Trouble Every Day is a 2001 vampire movie directed by Claire Denis. Not your usual vampire movie, which is reason enough to give it a chance. It's slow, but I didn't mind that.



Village Voice calls it "a hypnotic, unsettling work by one of the most sensuous filmmakers of the past 25 years. Slant Magazine has a positive review. The New York Times has a mixed review and calls it "daring" and "intermittently beautiful".

Time Out says,
Denis shoots this grisly-erotic roundelay in her distinctively woozy and elliptical style.

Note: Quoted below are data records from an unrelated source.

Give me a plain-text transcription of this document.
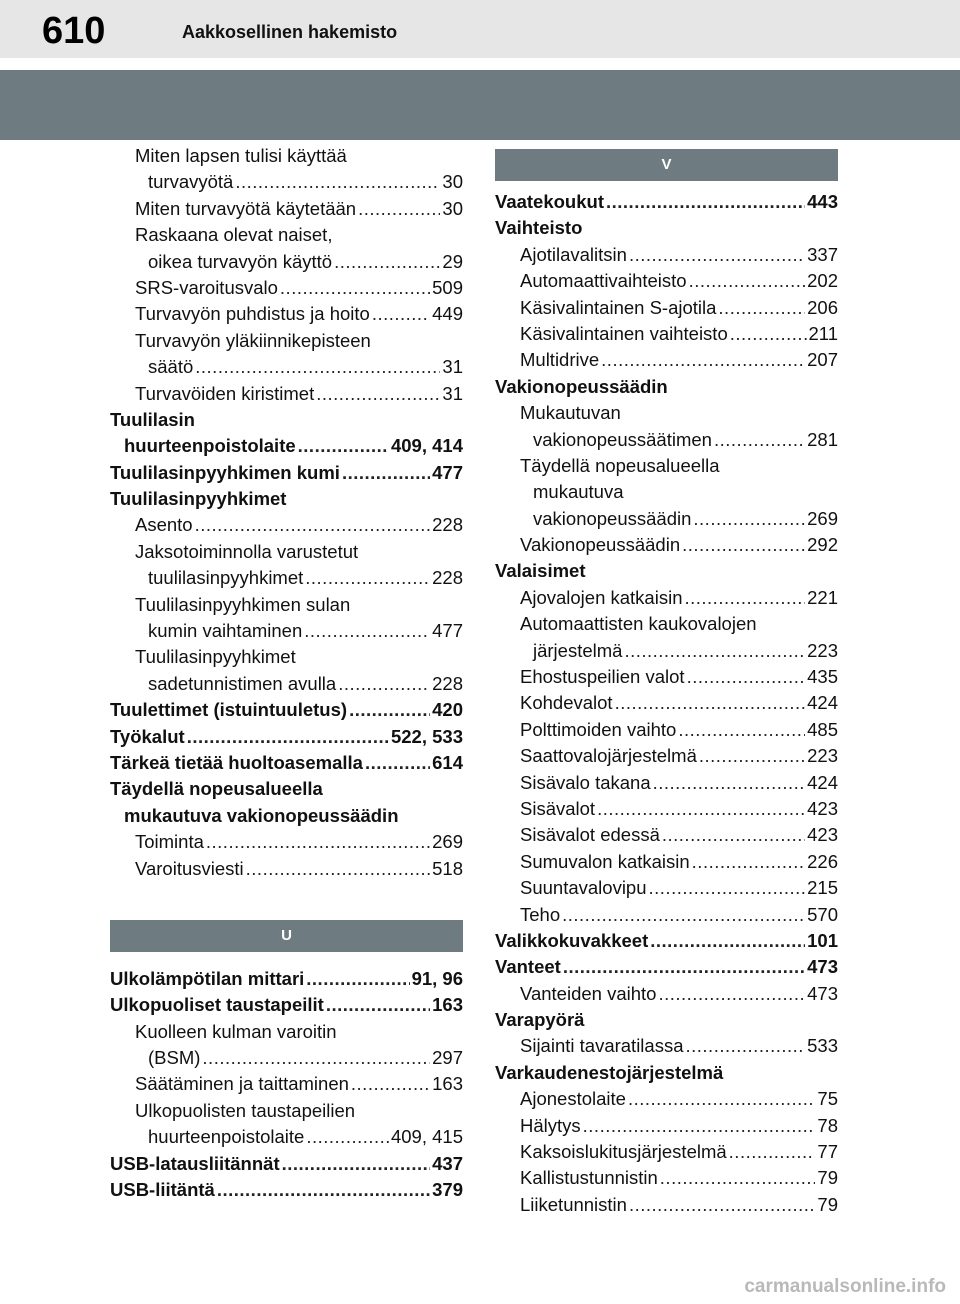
610	Aakkosellinen hakemisto
Miten lapsen tulisi käyttää
turvavyötä .....	30
Miten turvavyötä käytetään .....	30
Raskaana olevat naiset,
oikea turvavyön käyttö .....	29
SRS-varoitusvalo .....	509
Turvavyön puhdistus ja hoito .....	449
Turvavyön yläkiinnikepisteen
säätö .....	31
Turvavöiden kiristimet .....	31
Tuulilasin
huurteenpoistolaite .....	409, 414
Tuulilasinpyyhkimen kumi .....	477
Tuulilasinpyyhkimet
Asento .....	228
Jaksotoiminnolla varustetut
tuulilasinpyyhkimet .....	228
Tuulilasinpyyhkimen sulan
kumin vaihtaminen .....	477
Tuulilasinpyyhkimet
sadetunnistimen avulla .....	228
Tuulettimet (istuintuuletus) .....	420
Työkalut .....	522, 533
Tärkeä tietää huoltoasemalla .....	614
Täydellä nopeusalueella
mukautuva vakionopeussäädin
Toiminta .....	269
Varoitusviesti .....	518
U
Ulkolämpötilan mittari .....	91, 96
Ulkopuoliset taustapeilit .....	163
Kuolleen kulman varoitin
(BSM) .....	297
Säätäminen ja taittaminen .....	163
Ulkopuolisten taustapeilien
huurteenpoistolaite .....	409, 415
USB-latausliitännät .....	437
USB-liitäntä .....	379
V
Vaatekoukut .....	443
Vaihteisto
Ajotilavalitsin .....	337
Automaattivaihteisto .....	202
Käsivalintainen S-ajotila .....	206
Käsivalintainen vaihteisto .....	211
Multidrive .....	207
Vakionopeussäädin
Mukautuvan
vakionopeussäätimen .....	281
Täydellä nopeusalueella
mukautuva
vakionopeussäädin .....	269
Vakionopeussäädin .....	292
Valaisimet
Ajovalojen katkaisin .....	221
Automaattisten kaukovalojen
järjestelmä .....	223
Ehostuspeilien valot .....	435
Kohdevalot .....	424
Polttimoiden vaihto .....	485
Saattovalojärjestelmä .....	223
Sisävalo takana .....	424
Sisävalot .....	423
Sisävalot edessä .....	423
Sumuvalon katkaisin .....	226
Suuntavalovipu .....	215
Teho .....	570
Valikkokuvakkeet .....	101
Vanteet .....	473
Vanteiden vaihto .....	473
Varapyörä
Sijainti tavaratilassa .....	533
Varkaudenestojärjestelmä
Ajonestolaite .....	75
Hälytys .....	78
Kaksoislukitusjärjestelmä .....	77
Kallistustunnistin .....	79
Liiketunnistin .....	79
carmanualsonline.info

The deepest connections between characters emerge from silence as opposed to dialogue—Shane gazing hungrily at a hotel maid’s neck, Coré quietly enticing a fresh-faced neighbor boy into her boarded-up lair—while the groggy atmosphere, aided immeasurably by Agnès Godard’s grainy cinematography and the punch-drunk score of indie-rockers Tindersticks, keeps you constantly beguiled.
Salon.com describes it this way: "Steamy anonymous sex meets horrible crimes of violence in Claire Denis' languid, lurid new art movie." HorrorNews.net says it "is an eerie, visually attractive French horror film that isn’t afraid to take an old trope and tell a new story." Rolling Stone has it on their list of "20 Scariest Horror Movies You've Never Seen" and calls it a "gorgeous, shocking riff on the bloodsucker genre."